Staubmann, Helmut (2004): Der affektive Aufbau der sozialen Welt. In: Soziale Systeme 10(1), S. 140-158
abstract: Der blinde Fleck der Soziologie in Bezug auf Emotionen liegt keineswegs in einer schlichten Ignorierung von Emotionen, sondern darin, dass Emotionen als etwas Präsoziales oder Präkulturelles aufgefasst werden, also ihr genuin sozialer Charakter nicht erkannt wird. In der Sprache Luhmanns: Emotionen gelten als Teil der Umwelt des sozialen Systems. Was damit ausgeblendet wird, sind die affektiven Prozesse und Strukturen sozialer Systeme, der affektive Aufbau der sozialen Welt. Der Grund liegt in einer essentialistischen Definition der Soziologie und ihrer daraus abgeleiteten Grundbegriffe. Im Falle Luhmanns ist es die definitorische Bindung der elementaren sozialen Operation Kommunikation an Sinn und konsequenterweise der sozialen Struktur an Semantik. Die Bedingung der Möglichkeit der Wahrnehmung von Emotionen als soziale Phänomene besteht in einer begrifflichen Differenzierung, die am Beispiel von Simmels Form/Inhalt-Unterscheidung und Parsons' funktionaler Definition des ”Handlungssystems” demonstriert wird. Im Anschluss an die Parsons'sche Theorie wird weiters durchaus im Sinne des für Luhmann zentralen Autopoiesis-Konzeptes dafür argumentiert, Affektivität als eine strukturell unabhängige Komponente sozialer Kommunikation/Handlung zu begreifen.

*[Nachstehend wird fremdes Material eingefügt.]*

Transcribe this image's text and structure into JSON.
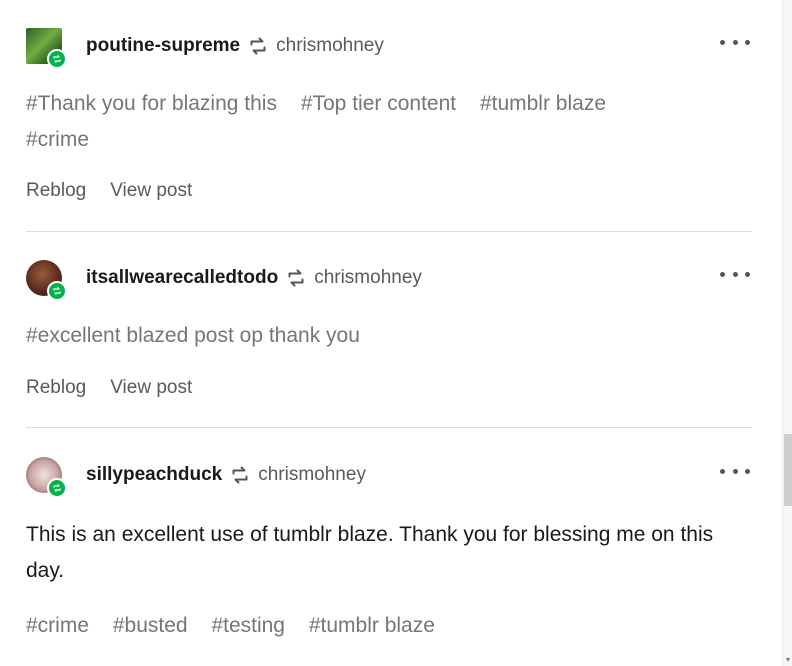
{
  "notes": [
    {
      "blog": "poutine-supreme",
      "source": "chrismohney",
      "tags": [
        "#Thank you for blazing this",
        "#Top tier content",
        "#tumblr blaze",
        "#crime"
      ],
      "actions": {
        "reblog": "Reblog",
        "view": "View post"
      }
    },
    {
      "blog": "itsallwearecalledtodo",
      "source": "chrismohney",
      "tags": [
        "#excellent blazed post op thank you"
      ],
      "actions": {
        "reblog": "Reblog",
        "view": "View post"
      }
    },
    {
      "blog": "sillypeachduck",
      "source": "chrismohney",
      "body": "This is an excellent use of tumblr blaze. Thank you for blessing me on this day.",
      "tags": [
        "#crime",
        "#busted",
        "#testing",
        "#tumblr blaze"
      ]
    }
  ],
  "colors": {
    "reblog_green": "#00b34a",
    "text": "#1a1a1a",
    "muted": "#767676"
  },
  "icons": {
    "reblog": "reblog-icon",
    "more": "ellipsis-icon"
  }
}
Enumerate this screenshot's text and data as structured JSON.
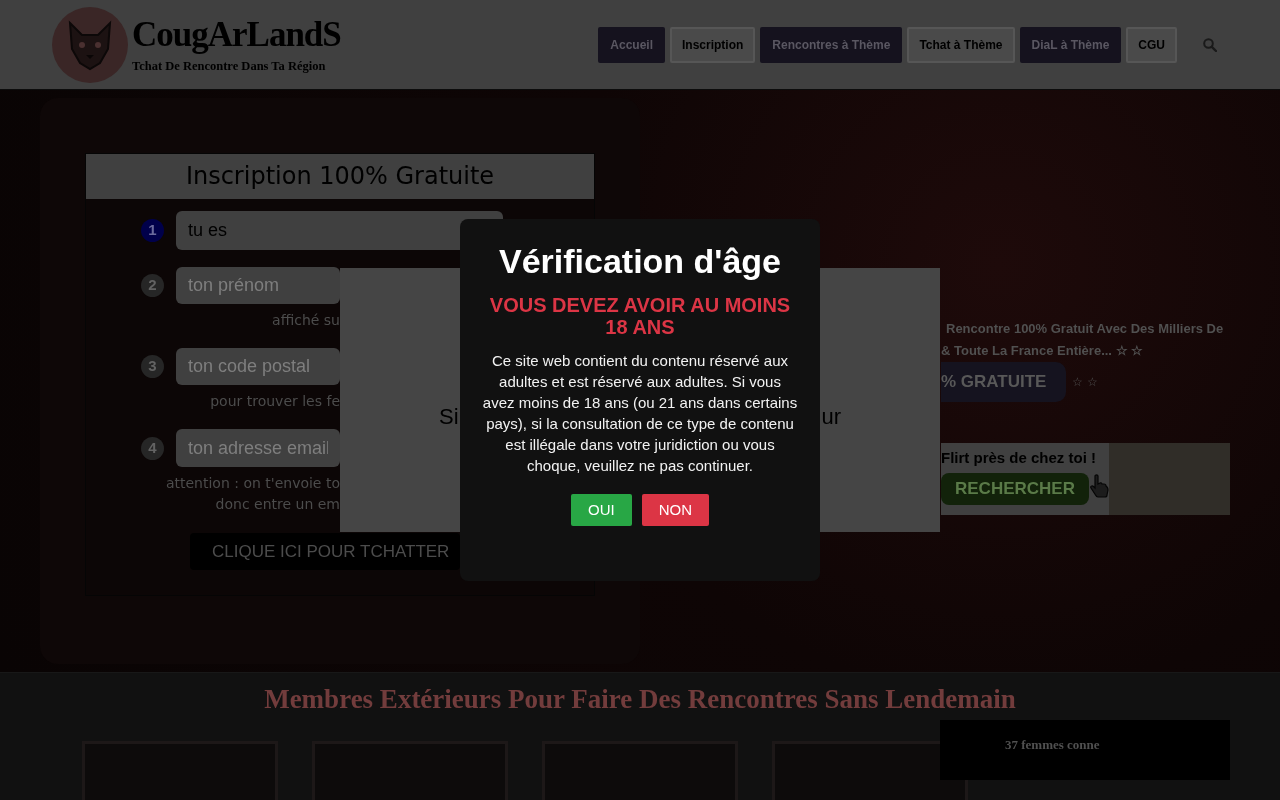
{
  "header": {
    "logo_title": "CougArLandS",
    "logo_tagline": "Tchat De Rencontre Dans Ta Région",
    "nav": [
      {
        "label": "Accueil",
        "kind": "filled"
      },
      {
        "label": "Inscription",
        "kind": "outline"
      },
      {
        "label": "Rencontres à Thème",
        "kind": "filled"
      },
      {
        "label": "Tchat à Thème",
        "kind": "outline"
      },
      {
        "label": "DiaL à Thème",
        "kind": "filled"
      },
      {
        "label": "CGU",
        "kind": "outline"
      }
    ]
  },
  "signup_form": {
    "title": "Inscription 100% Gratuite",
    "steps": [
      {
        "number": "1",
        "active": true,
        "value": "tu es"
      },
      {
        "number": "2",
        "active": false,
        "placeholder": "ton prénom",
        "hints": [
          "affiché su"
        ]
      },
      {
        "number": "3",
        "active": false,
        "placeholder": "ton code postal",
        "hints": [
          "pour trouver les fe"
        ]
      },
      {
        "number": "4",
        "active": false,
        "placeholder": "ton adresse email",
        "hints": [
          "attention : on t'envoie to",
          "donc entre un em"
        ]
      }
    ],
    "submit": "CLIQUE ICI POUR TCHATTER"
  },
  "background_popup": {
    "text_left": "Si",
    "text_right": "ur"
  },
  "promo": {
    "lines": [
      "Rencontre 100% Gratuit Avec Des Milliers De",
      "& Toute La France Entière... ☆ ☆"
    ],
    "button": "% GRATUITE",
    "button_stars": "☆ ☆",
    "banner": {
      "headline": "Flirt près de chez toi !",
      "button": "RECHERCHER"
    }
  },
  "age_modal": {
    "title": "Vérification d'âge",
    "warning": "VOUS DEVEZ AVOIR AU MOINS 18 ANS",
    "message": "Ce site web contient du contenu réservé aux adultes et est réservé aux adultes. Si vous avez moins de 18 ans (ou 21 ans dans certains pays), si la consultation de ce type de contenu est illégale dans votre juridiction ou vous choque, veuillez ne pas continuer.",
    "buttons": [
      {
        "label": "OUI",
        "kind": "accept"
      },
      {
        "label": "NON",
        "kind": "decline"
      }
    ]
  },
  "members": {
    "title": "Membres Extérieurs Pour Faire Des Rencontres Sans Lendemain",
    "online_box": "37 femmes conne"
  }
}
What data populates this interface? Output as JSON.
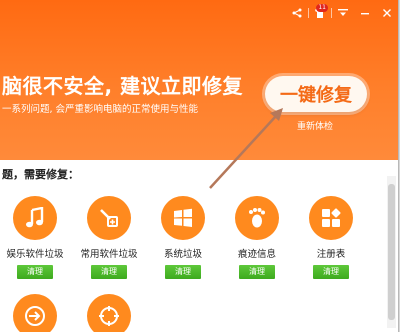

Stenner, Paul (2004): Is Autopoietic Systems Theory Alexithymic? Luhmann and the Socio-Psychology of Emotions. In: Soziale Systeme 10(1), S. 159-
abstract: Nach einer kritischen Sichtung der Luhmann'schen Überlegungen zum Phänomen der Emotionen wird eine Theorie entwickelt, die emotionale Prozesse in einer Zone der strukturellen Kopplung von organischem, psychischem und sozialem System lokalisiert. Die Theorie lenkt die Aufmerksamkeit auf einen substantiellen historischen Zusammenhang von (legalen oder moralischen) Rechten und Emotionen. Dieser Zusammenhang wird durch einige Beispiele illustriert, die sich mit spezifischen Emotionen und einem allgemeinen Konzept von Emotionen beschäftigen.